Un instant avait suffi pour stopper cette machine infernale. Des millions de connexions entre
mes neurones se reformèrent et je compris ce que je venais de faire, mais je ne pouvais
encore le détailler précisément. Je venais de tuer ; quelqu’un, un être vivant, un homme, un
vieil homme, un père. Le couteau tomba de ma main et le sang se répandit sur le carrelage.
Le corps pendait au bout de mon autre main, flasque, sans vie. Je relâchais le poignet et vit
cette masse informe s’effondrer sur le sol lentement dans un léger bruit de frottement. À cet
instant, je voulais tellement chasser de mon esprit ce qu’il venait de se passer que j’agissais
comme si de rien n’était et me précipitai près du corps pour le réanimer. Je m’agenouillai
contre lui et faisant abstraction de la tache sombre au niveau de sa poitrine, je lui tapotai les
joues pour le sortir de cette torpeur passagère. Au milieu de sa chambre, je le redressai
légèrement contre mon buste et me mis à le bercer dans un état proche de la catatonie. Je me
mis à fondre en larme, alors que je peignai ses longs cheveux blancs autour de son crane et
déposai un baiser sur sa tête dégarnie. Puis la colère revint, il m’avait poussé à bout, il l’avait
bien cherché, il l’avait mérité, il le voulait.
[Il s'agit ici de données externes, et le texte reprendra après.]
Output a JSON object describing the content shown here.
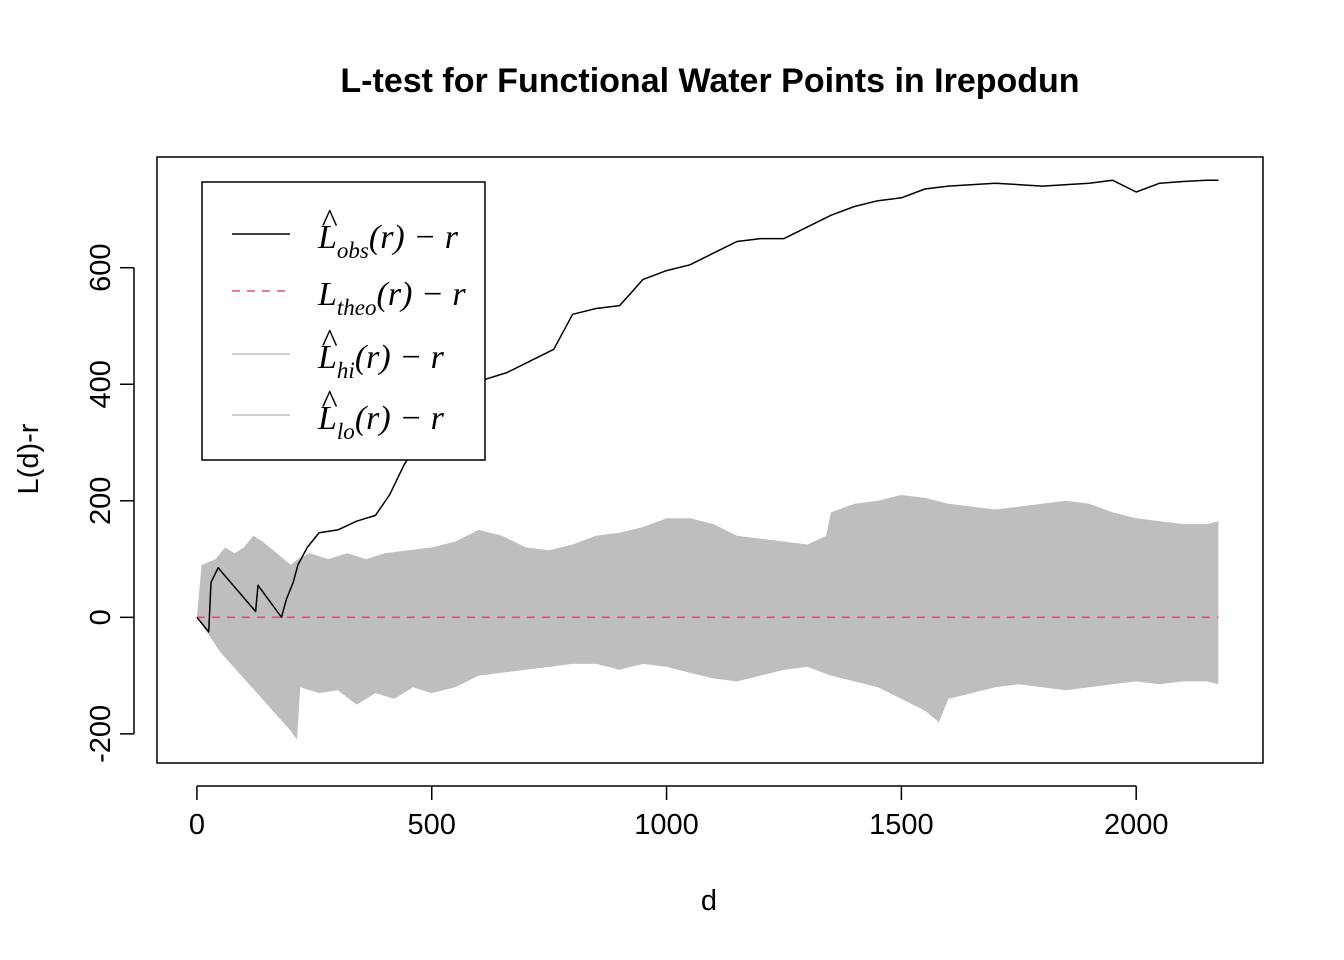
{
  "chart_data": {
    "type": "line",
    "title": "L-test for Functional Water Points in Irepodun",
    "xlabel": "d",
    "ylabel": "L(d)-r",
    "xlim": [
      -85,
      2270
    ],
    "ylim": [
      -250,
      790
    ],
    "x_ticks": [
      0,
      500,
      1000,
      1500,
      2000
    ],
    "x_tick_labels": [
      "0",
      "500",
      "1000",
      "1500",
      "2000"
    ],
    "y_ticks": [
      -200,
      0,
      200,
      400,
      600
    ],
    "y_tick_labels": [
      "-200",
      "0",
      "200",
      "400",
      "600"
    ],
    "grid": false,
    "legend_position": "top-left",
    "legend": [
      {
        "main": "L",
        "hat": "^",
        "sub": "obs",
        "tail": "(r) − r",
        "style": "solid",
        "color": "#000000"
      },
      {
        "main": "L",
        "hat": "",
        "sub": "theo",
        "tail": "(r) − r",
        "style": "dashed",
        "color": "#DF536B"
      },
      {
        "main": "L",
        "hat": "^",
        "sub": "hi",
        "tail": "(r) − r",
        "style": "solid",
        "color": "#BEBEBE"
      },
      {
        "main": "L",
        "hat": "^",
        "sub": "lo",
        "tail": "(r) − r",
        "style": "solid",
        "color": "#BEBEBE"
      }
    ],
    "colors": {
      "obs": "#000000",
      "theo": "#DF536B",
      "envelope": "#BEBEBE"
    },
    "series": [
      {
        "name": "obs",
        "x": [
          0,
          25,
          30,
          45,
          125,
          130,
          180,
          190,
          205,
          215,
          235,
          260,
          300,
          340,
          380,
          410,
          440,
          470,
          500,
          560,
          600,
          660,
          710,
          760,
          800,
          850,
          900,
          950,
          1000,
          1050,
          1100,
          1150,
          1200,
          1250,
          1300,
          1350,
          1400,
          1450,
          1500,
          1550,
          1600,
          1700,
          1800,
          1900,
          1950,
          2000,
          2050,
          2100,
          2150,
          2175
        ],
        "y": [
          0,
          -25,
          60,
          85,
          10,
          55,
          0,
          30,
          60,
          90,
          120,
          145,
          150,
          165,
          175,
          210,
          260,
          300,
          320,
          385,
          405,
          420,
          440,
          460,
          520,
          530,
          535,
          580,
          595,
          605,
          625,
          645,
          650,
          650,
          670,
          690,
          705,
          715,
          720,
          735,
          740,
          745,
          740,
          745,
          750,
          730,
          745,
          748,
          750,
          750
        ]
      },
      {
        "name": "theo",
        "x": [
          0,
          2175
        ],
        "y": [
          0,
          0
        ]
      },
      {
        "name": "hi",
        "x": [
          0,
          10,
          40,
          60,
          80,
          100,
          120,
          140,
          170,
          200,
          215,
          240,
          280,
          320,
          360,
          400,
          450,
          500,
          550,
          600,
          650,
          700,
          750,
          800,
          850,
          900,
          950,
          1000,
          1050,
          1100,
          1150,
          1200,
          1250,
          1300,
          1340,
          1350,
          1400,
          1450,
          1500,
          1550,
          1600,
          1650,
          1700,
          1750,
          1800,
          1850,
          1900,
          1950,
          2000,
          2050,
          2100,
          2150,
          2175
        ],
        "y": [
          0,
          90,
          100,
          120,
          110,
          120,
          140,
          130,
          110,
          90,
          100,
          110,
          100,
          110,
          100,
          110,
          115,
          120,
          130,
          150,
          140,
          120,
          115,
          125,
          140,
          145,
          155,
          170,
          170,
          160,
          140,
          135,
          130,
          125,
          140,
          180,
          195,
          200,
          210,
          205,
          195,
          190,
          185,
          190,
          195,
          200,
          195,
          180,
          170,
          165,
          160,
          160,
          165
        ]
      },
      {
        "name": "lo",
        "x": [
          0,
          50,
          100,
          150,
          200,
          213,
          220,
          260,
          300,
          340,
          380,
          420,
          460,
          500,
          550,
          600,
          650,
          700,
          750,
          800,
          850,
          900,
          950,
          1000,
          1050,
          1100,
          1150,
          1200,
          1250,
          1300,
          1350,
          1400,
          1450,
          1500,
          1550,
          1580,
          1600,
          1650,
          1700,
          1750,
          1800,
          1850,
          1900,
          1950,
          2000,
          2050,
          2100,
          2150,
          2175
        ],
        "y": [
          0,
          -60,
          -105,
          -150,
          -195,
          -210,
          -120,
          -130,
          -125,
          -150,
          -130,
          -140,
          -120,
          -130,
          -120,
          -100,
          -95,
          -90,
          -85,
          -80,
          -80,
          -90,
          -80,
          -85,
          -95,
          -105,
          -110,
          -100,
          -90,
          -85,
          -100,
          -110,
          -120,
          -140,
          -160,
          -180,
          -140,
          -130,
          -120,
          -115,
          -120,
          -125,
          -120,
          -115,
          -110,
          -115,
          -110,
          -110,
          -115
        ]
      }
    ]
  }
}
Sinon pourquoi me provoquer ainsi, pourquoi
m’offrir ce couteau juste avant. Il voulait mourir et que ce soit moi qui le fasse. Je dois bien
avouer que cela faisait bien des millénaires que j’attendais cet instant, mais maintenant que
c’était fait, je me sentais vide. Quelque chose manquait et manquera à jamais, il ne sera plus
là désormais. Que faire à présent, je ne m’étais jamais posé la question, que faire maintenant
qu’il n’était plus et d’abord qu’allait-il se passer. Le monde allait-il continuer de tourner ?
J’entendis les pas de l’infirmière arriver dans le couloir, puis frapper à la porte. Je bondis si
brusquement que la tête du vieil homme retomba lourdement sur le carrelage.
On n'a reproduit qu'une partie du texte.